Rave: Just kissed a gorgeous, cool, funny girl that I like quite a bit for the first time. Good end to a good first date. Rave: Gonna be seeing her again for the next few days. Rant: She's... moving to Afghanistan for a year in like a month. So I'm just setting myself up for failure. Rave: I think we can just enjoy ourselves until then.
RANT: Juvie probation is out with us on our little gang operation. Last night we were searching the room of a 14 year old girl and she needed to give a piss test for drugs. One of the POs found a packet of pills and as my supervisor was googling what it was, the girl says "Oh, that's the pill I take right before sex and it kills the sperm." I said "You mean the pill?" She replies, "No, this is instant, you don't need to take it every day." The pills turned out to be some kind of fungal killer. Her boyfriend (that's about to be picked up for stat rape, since he's 19) told her the pills were for killing sperm. I don't know what's sadder or more disturbing - the fact that she's sleeping around and she's only 14 or the ignorance about contraception. I weep for the future. RANT: We were searching for one of my gangbangers that has an active warrant in a bad area. An hour after we left someone was shot and killed in a gang related shooting. The victim isn't on my caseload but I'm now a bit nervous one of the 3 suspects is. And if he is, there will be hell to pay for me.
RANT: My dad died last week. He was only 70. He had heart valve replacement surgery and after a week of recovery he was scheduled to come home. On the morning we were supposed to bring him home, the hospital called and said his blood pressure had dropped and they were moving him back to ICU. We rushed up there but he was gone when we got there. He hadn't ever done anything spectacular in his life, but he was a good man and loved his family. A very surprising number of people came out for his funeral. I never realized how many people liked and respected him; he was just my dad to me, which is all I ever needed. The only thing he would ever say he wanted at his funeral was to have the Marine Corps hymn played. My mom resisted the idea a little bit, but I made damn sure it happened, and it was beautiful. Semper Fi, Marine.

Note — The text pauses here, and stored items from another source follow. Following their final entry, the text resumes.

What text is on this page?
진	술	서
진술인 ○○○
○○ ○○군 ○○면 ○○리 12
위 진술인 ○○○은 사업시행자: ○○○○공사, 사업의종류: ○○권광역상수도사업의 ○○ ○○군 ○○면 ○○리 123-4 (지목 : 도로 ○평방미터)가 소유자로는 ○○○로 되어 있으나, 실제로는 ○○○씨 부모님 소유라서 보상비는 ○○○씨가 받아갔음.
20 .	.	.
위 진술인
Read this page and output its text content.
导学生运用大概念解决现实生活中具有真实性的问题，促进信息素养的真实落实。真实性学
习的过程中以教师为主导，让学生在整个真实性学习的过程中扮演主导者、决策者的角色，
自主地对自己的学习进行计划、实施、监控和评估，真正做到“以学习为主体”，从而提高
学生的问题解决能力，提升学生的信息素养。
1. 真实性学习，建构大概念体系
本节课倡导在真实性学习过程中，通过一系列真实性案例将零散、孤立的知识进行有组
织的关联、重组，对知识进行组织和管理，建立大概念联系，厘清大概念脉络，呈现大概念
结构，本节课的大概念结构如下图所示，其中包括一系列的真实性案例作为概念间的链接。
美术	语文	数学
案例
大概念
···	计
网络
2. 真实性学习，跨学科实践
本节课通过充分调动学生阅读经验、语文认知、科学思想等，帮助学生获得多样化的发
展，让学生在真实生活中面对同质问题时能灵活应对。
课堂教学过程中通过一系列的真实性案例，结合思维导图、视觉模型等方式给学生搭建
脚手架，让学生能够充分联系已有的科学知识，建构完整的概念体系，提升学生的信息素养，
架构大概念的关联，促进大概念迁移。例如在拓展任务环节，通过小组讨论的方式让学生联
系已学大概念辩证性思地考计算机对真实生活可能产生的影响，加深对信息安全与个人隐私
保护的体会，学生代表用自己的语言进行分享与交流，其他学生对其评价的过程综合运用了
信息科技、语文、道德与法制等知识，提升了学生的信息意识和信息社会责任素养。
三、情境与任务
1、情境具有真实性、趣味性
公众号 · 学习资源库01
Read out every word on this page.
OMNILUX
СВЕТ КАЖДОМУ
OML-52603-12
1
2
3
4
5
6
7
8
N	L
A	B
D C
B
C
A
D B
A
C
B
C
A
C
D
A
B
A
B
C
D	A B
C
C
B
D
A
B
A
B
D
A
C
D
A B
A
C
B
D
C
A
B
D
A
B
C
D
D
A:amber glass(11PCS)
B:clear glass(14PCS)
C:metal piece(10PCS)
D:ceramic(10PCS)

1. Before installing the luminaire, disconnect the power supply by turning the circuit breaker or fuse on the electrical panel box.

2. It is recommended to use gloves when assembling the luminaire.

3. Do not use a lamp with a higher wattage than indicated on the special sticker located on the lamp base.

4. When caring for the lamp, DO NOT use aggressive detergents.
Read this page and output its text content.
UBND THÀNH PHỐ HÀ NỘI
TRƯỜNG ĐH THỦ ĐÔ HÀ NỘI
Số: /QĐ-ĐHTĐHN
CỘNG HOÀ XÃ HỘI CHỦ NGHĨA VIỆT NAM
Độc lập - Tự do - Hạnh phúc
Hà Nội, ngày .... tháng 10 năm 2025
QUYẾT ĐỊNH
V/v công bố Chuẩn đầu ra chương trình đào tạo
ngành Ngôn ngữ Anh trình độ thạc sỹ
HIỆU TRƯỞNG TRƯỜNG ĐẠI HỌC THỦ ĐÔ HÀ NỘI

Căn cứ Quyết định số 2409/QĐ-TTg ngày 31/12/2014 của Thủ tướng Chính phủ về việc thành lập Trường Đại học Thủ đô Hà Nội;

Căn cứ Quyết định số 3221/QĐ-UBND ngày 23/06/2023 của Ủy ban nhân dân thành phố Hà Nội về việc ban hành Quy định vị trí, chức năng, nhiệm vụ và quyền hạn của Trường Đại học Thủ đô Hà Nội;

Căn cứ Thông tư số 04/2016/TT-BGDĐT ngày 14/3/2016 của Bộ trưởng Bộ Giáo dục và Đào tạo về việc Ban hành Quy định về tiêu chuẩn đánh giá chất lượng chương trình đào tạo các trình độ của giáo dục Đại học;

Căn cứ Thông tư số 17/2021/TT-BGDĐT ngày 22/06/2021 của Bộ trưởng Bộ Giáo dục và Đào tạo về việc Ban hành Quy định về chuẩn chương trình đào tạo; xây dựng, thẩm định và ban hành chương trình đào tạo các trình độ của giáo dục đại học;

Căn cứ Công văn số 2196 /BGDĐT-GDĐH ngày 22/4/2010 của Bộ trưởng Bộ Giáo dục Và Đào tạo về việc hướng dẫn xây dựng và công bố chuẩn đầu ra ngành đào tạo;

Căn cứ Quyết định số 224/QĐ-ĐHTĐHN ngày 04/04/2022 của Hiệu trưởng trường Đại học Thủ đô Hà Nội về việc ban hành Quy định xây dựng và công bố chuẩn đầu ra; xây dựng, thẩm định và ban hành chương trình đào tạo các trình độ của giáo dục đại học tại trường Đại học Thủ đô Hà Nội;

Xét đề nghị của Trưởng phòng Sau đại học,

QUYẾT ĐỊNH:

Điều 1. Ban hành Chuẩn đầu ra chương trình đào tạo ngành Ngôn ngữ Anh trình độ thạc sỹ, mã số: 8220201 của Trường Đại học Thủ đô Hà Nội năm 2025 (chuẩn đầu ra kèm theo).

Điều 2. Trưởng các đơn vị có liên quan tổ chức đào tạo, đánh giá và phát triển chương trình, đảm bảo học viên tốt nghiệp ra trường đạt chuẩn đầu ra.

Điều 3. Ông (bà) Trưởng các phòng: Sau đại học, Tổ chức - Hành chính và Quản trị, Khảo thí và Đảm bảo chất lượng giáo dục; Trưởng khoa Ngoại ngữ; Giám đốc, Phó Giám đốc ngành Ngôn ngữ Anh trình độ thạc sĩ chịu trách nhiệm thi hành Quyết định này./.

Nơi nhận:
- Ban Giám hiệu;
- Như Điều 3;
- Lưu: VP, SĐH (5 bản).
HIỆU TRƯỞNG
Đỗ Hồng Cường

Rave: I had a different Clinical Instructor today because mine was sick. She was awesome, and I loved her style. The difference between the two is like night and day. The regular one gives me the most pointlessly trivial feedback, and isn't the best at communicating. The one I had today asked me TONS of questions. She wanted to know the reason behind every decision I made and gave constructive criticism. I felt like I was actually being challenged and actively using logic and critical thinking to diagnose and treat. I know I'd learn so much more if I had this CI regularly. Boo.
Rave: Just got a $60 shirt from Banana Republic for $28 and free shipping. Rant: I realized a little while after I checked out that I had a $10 off discount too. Little victories, I guess.
RANT: I am sick. Fuck. RANT: I watched "Splice" last night, and the combination of how fucked up that movie is and my fever resulted in some crazy, bizarre dreams. Anyone seen this movie? It would have been perfect for the short plot summaries thread we had recently... Splice: Man and woman scientist couple create new human-ish organism by combining DNA from various animals. Man scientist has sex with it.